# In love with an old Tranny.



## fast but dim (Oct 20, 2018)

Hi, I am a long time camper and caravanner, and have just bought a campervan.

I've been looking for 3 months, and was surprised at the lack of decent budget vans.




I'd all but given up, after viewing countless dogs... rust buckets, damp vans, or scruffy dog kennels when I found this...





It was way under budget, one owner post MOD, and already converted... calorifier, eberspacher, hob, fridge...

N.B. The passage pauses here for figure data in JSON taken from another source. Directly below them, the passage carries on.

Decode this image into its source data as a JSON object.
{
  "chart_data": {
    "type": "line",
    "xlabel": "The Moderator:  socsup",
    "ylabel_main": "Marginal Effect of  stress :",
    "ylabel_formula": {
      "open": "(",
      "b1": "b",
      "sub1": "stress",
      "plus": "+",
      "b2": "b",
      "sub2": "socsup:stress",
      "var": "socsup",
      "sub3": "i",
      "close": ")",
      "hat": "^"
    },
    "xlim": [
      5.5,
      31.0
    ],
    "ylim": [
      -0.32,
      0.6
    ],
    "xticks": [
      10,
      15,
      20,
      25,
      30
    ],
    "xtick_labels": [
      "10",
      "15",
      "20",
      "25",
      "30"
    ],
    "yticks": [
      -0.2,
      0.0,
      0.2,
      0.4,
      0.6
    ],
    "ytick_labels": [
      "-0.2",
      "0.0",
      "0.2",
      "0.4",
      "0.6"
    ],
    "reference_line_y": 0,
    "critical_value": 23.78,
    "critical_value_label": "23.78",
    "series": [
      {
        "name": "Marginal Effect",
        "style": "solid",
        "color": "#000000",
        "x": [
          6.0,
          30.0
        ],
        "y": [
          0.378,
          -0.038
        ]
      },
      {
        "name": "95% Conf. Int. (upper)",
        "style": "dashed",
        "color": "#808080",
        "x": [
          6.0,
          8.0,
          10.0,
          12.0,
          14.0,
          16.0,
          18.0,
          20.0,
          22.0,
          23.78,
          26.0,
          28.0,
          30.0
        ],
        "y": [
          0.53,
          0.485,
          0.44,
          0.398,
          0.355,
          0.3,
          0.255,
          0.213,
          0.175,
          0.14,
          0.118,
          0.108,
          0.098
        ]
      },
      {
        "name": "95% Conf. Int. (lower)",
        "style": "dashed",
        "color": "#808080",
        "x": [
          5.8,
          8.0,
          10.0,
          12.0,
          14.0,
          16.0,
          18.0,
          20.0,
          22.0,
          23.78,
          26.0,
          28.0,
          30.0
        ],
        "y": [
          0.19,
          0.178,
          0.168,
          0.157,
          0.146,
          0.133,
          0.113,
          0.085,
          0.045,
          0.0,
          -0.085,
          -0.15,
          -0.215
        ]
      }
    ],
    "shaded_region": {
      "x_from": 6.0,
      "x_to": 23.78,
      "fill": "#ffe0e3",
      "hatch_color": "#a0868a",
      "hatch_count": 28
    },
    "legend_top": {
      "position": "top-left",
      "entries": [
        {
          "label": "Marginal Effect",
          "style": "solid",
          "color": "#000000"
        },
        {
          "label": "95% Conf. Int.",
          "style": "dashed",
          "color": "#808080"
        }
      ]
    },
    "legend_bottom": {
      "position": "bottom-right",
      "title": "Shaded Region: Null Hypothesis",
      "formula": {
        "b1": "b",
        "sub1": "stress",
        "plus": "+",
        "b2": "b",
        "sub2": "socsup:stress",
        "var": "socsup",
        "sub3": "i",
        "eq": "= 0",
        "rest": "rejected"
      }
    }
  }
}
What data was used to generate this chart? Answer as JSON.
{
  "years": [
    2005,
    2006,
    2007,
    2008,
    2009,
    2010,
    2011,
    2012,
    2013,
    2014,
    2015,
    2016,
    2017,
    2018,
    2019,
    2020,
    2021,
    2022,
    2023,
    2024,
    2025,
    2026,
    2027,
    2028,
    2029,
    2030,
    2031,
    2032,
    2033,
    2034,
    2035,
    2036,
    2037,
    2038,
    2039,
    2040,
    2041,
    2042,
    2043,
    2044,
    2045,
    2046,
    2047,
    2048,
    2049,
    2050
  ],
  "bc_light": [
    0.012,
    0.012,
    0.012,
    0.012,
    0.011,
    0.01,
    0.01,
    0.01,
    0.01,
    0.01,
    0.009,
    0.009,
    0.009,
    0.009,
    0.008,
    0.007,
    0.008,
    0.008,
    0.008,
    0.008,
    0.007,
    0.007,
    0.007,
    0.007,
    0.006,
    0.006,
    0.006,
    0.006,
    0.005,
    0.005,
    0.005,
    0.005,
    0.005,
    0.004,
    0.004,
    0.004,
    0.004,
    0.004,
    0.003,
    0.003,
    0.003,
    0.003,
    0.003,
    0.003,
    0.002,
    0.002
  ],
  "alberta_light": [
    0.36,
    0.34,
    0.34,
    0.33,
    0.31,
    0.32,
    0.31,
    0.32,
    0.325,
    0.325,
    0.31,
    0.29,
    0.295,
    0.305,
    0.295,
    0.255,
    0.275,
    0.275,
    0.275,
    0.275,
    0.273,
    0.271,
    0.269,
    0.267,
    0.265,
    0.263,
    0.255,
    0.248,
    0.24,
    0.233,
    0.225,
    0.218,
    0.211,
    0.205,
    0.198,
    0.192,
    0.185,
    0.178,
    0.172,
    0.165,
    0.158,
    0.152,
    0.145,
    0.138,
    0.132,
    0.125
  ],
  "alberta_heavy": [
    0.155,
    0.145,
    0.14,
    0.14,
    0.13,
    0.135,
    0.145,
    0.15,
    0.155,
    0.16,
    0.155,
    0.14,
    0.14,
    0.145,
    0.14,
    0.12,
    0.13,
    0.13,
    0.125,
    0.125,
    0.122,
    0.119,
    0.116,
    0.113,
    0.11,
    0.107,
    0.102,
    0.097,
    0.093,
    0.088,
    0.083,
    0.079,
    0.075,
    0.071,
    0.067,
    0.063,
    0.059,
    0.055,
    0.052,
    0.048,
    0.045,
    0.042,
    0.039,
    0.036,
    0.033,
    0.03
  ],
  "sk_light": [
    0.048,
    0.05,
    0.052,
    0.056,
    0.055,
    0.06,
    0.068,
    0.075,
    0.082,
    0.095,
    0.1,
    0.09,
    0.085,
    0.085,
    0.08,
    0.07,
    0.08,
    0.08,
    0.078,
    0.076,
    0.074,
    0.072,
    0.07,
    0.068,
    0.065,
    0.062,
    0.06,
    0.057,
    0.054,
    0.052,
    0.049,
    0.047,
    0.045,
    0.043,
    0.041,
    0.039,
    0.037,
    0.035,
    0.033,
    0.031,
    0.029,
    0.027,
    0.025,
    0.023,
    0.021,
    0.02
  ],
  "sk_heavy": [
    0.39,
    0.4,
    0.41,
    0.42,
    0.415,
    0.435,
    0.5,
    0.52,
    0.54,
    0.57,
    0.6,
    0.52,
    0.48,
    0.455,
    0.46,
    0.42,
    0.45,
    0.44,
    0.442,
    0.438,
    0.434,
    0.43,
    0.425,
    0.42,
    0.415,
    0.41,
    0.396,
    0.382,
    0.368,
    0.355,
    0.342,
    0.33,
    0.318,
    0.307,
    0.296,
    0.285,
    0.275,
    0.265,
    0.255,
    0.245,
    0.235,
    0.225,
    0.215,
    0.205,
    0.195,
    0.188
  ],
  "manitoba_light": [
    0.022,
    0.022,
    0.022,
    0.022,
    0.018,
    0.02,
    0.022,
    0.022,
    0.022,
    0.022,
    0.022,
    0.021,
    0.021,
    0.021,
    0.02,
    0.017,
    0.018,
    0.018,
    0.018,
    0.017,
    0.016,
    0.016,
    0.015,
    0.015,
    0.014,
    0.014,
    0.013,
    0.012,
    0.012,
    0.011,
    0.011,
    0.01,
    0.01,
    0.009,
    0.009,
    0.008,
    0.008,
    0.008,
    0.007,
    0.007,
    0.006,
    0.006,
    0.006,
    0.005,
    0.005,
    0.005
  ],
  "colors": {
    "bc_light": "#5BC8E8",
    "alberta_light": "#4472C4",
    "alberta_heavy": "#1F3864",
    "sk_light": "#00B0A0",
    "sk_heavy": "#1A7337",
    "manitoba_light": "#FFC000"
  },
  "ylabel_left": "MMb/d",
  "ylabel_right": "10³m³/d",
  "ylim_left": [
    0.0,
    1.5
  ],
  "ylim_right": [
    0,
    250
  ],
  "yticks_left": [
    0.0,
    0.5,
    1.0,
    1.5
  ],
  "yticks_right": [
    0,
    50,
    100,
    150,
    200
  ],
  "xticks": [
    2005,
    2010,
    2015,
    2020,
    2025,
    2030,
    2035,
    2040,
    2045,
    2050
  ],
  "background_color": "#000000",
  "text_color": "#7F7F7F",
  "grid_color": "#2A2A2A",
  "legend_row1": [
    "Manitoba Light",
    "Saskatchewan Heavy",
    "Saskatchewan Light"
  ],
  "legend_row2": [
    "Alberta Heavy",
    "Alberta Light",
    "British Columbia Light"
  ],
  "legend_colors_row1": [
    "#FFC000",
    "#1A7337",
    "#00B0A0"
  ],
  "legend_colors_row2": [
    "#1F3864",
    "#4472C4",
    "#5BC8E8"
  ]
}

Drives well, mechanically sound, aesthetically not everyone's cup of tea, but will do me for weekend adventures, biking hiking and camping.

All it needs is a decent compressor fridge, and maybe some solar.


----------



## Deleted member 56601 (Oct 20, 2018)

Hi, welcome aboard


----------



## campervanannie (Oct 20, 2018)

Love it I had one almost the same 16 years ago was a great van.


----------



## The laird (Oct 20, 2018)

Hi welcome and enjoy.dont matter wot you have as long as you get fun fun fun


----------



## yorkslass (Oct 20, 2018)

Hi,:welcome::wave::wave:


----------



## phillybarbour (Oct 20, 2018)

Hi and welcome along to the group.


----------



## Pauljenny (Oct 20, 2018)

Looks like you've dropped lucky.
Have fun and adventures.
Don't spend too long on campsites.


----------



## Nabsim (Oct 20, 2018)

Hi and welcome to the forum, van looks fine and should be fun


----------



## saxonborg (Oct 20, 2018)

If it does what you want it to do then it’s right.


----------



## Silver sprinter (Oct 21, 2018)

Hi welcome and enjoy :welcome::camper::wave:


----------



## Robmac (Oct 22, 2018)

Welcome along. Nice van.


----------



## izwozral (Oct 22, 2018)

Hi & welcome. Any inside pics?


----------



## fast but dim (Oct 23, 2018)

Had a quick trip to Patterdale in the lakes...





The vans obviously insulated... Nice and cosy inside. 





Everything worked as it should...drove over kirkstone pass no bother either.


----------